Not Jennifer at all.
But Chris.
WILLOW
That bus dropped us off in Chicago, the baby and me. Ruby, I reminded myself as I stepped out of the station and onto a bustling city street. It was cold outside, and windy. The Windy City, I called to mind, thinking of those days in the Omaha library with Matthew, looking up Chicago in the pages of the books.
I’d never seen anything like Chicago in my whole entire life. There were people everywhere. Cars and buses, buildings that soared into the clouds. Skyscrapers, I told myself, knowing now where they got that name. I turned and over my shoulder I saw it: a building with antennas that scraped the sky. It had to be a hundred floors or more, that building, twice as high—three times as high!—as any of those buildings in Omaha had been.
It didn’t take long to figure out I had nowhere to go. People stared at me, and it wasn’t a stare that was kind or concerned, but mean, judgmental, uncaring. I hid at first, the baby and me, in whatever dark alley we could find, leaned up against mildewed brick buildings, beside doors that were locked and barred. There were smelly garbage bins and Dumpsters down those alleys, and sometimes there were rats. I spent my days sitting on concrete—wet from the rain—staring up at the steel grating of the fire escapes. And hiding. I was certain they were coming for us, that Paul and Lily Zeeger were coming, that Joseph was coming. But it occurred to me then, after a day or two, that with all those people there in Chicago, there was no way they were ever gonna find me, no way at all.

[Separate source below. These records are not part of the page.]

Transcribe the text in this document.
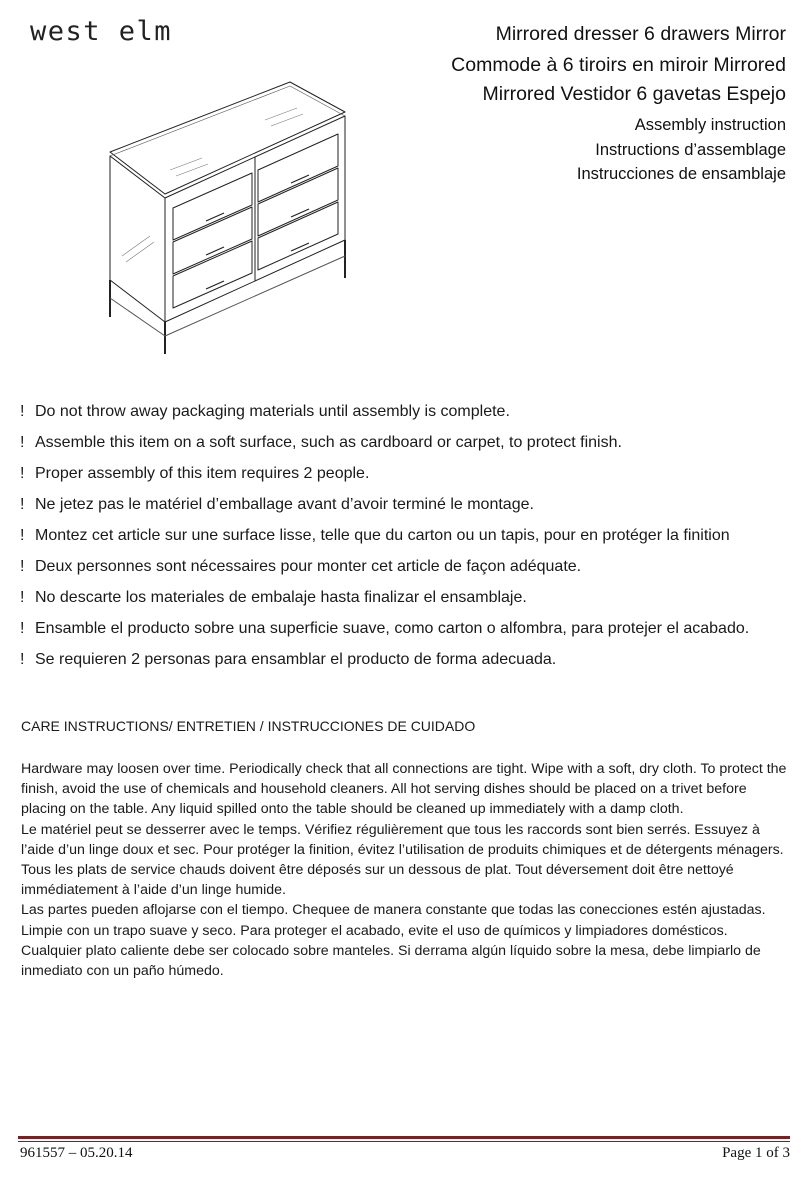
west elm	Mirrored dresser 6 drawers Mirror

Commode à 6 tiroirs en miroir Mirrored

Mirrored Vestidor 6 gavetas Espejo

Assembly instruction

Instructions d’assemblage

Instrucciones de ensamblaje

! Do not throw away packaging materials until assembly is complete.
! Assemble this item on a soft surface, such as cardboard or carpet, to protect finish.
! Proper assembly of this item requires 2 people.
! Ne jetez pas le matériel d’emballage avant d’avoir terminé le montage.
! Montez cet article sur une surface lisse, telle que du carton ou un tapis, pour en protéger la finition
! Deux personnes sont nécessaires pour monter cet article de façon adéquate.
! No descarte los materiales de embalaje hasta finalizar el ensamblaje.
! Ensamble el producto sobre una superficie suave, como carton o alfombra, para protejer el acabado.
! Se requieren 2 personas para ensamblar el producto de forma adecuada.
CARE INSTRUCTIONS/ ENTRETIEN / INSTRUCCIONES DE CUIDADO

Hardware may loosen over time. Periodically check that all connections are tight. Wipe with a soft, dry cloth. To protect the finish, avoid the use of chemicals and household cleaners. All hot serving dishes should be placed on a trivet before placing on the table. Any liquid spilled onto the table should be cleaned up immediately with a damp cloth.

Le matériel peut se desserrer avec le temps. Vérifiez régulièrement que tous les raccords sont bien serrés. Essuyez à l’aide d’un linge doux et sec. Pour protéger la finition, évitez l’utilisation de produits chimiques et de détergents ménagers. Tous les plats de service chauds doivent être déposés sur un dessous de plat. Tout déversement doit être nettoyé immédiatement à l’aide d’un linge humide.

Las partes pueden aflojarse con el tiempo. Chequee de manera constante que todas las conecciones estén ajustadas.

Limpie con un trapo suave y seco. Para proteger el acabado, evite el uso de químicos y limpiadores domésticos. Cualquier plato caliente debe ser colocado sobre manteles. Si derrama algún líquido sobre la mesa, debe limpiarlo de inmediato con un paño húmedo.

961557 – 05.20.14	Page 1 of 3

And Joseph, well, Joseph was still dead.
And then, when I wasn’t worrying about the Zeegers coming for me, or Joseph, I was worrying about other stuff: what to eat and where to sleep, for the money Matthew had given me was all but gone. It was cold out there, cold during the day, cold during the night, the wind making it hard sometimes to walk in a straight line. It took me only a night, maybe two, to figure out how I’d have to forage in the garbage for food, after restaurants tossed their leftovers in the trash at closing time. I’d hover in the alley where they couldn’t see—just waiting, begging the baby to keep quiet—and then I’d pick through the Dumpster for something to eat. I saved whatever money I had left for the baby, for Ruby, for her bottles of formula.
I was scared, for about a million and one reasons, but the thing that scared me the most was that something might happen to that baby, something bad. I didn’t want to hurt her. I was only doing what needed to be done, I reminded myself time and again when the baby spent the night in a fuss, screaming till she cried herself to sleep.
I liked Chicago, I did. I liked the buildings and the anonymity of it, the fact that no one in the world was going to find me there, in the Windy City. But it was the train that delighted me the most, that train that soared over the city streets, and then down, down, down underground. I spent nearly all my money on one of those train passes, so that Ruby and I could ride the train as much as we pleased. The “L” I heard someone or other call it, and I had to remind myself “L” when my brain started mixing it up with every other letter of the alphabet: R, P, Q. When the day was cold or rainy, or we were otherwise bored, we’d climb on the train, the baby and me, and ride.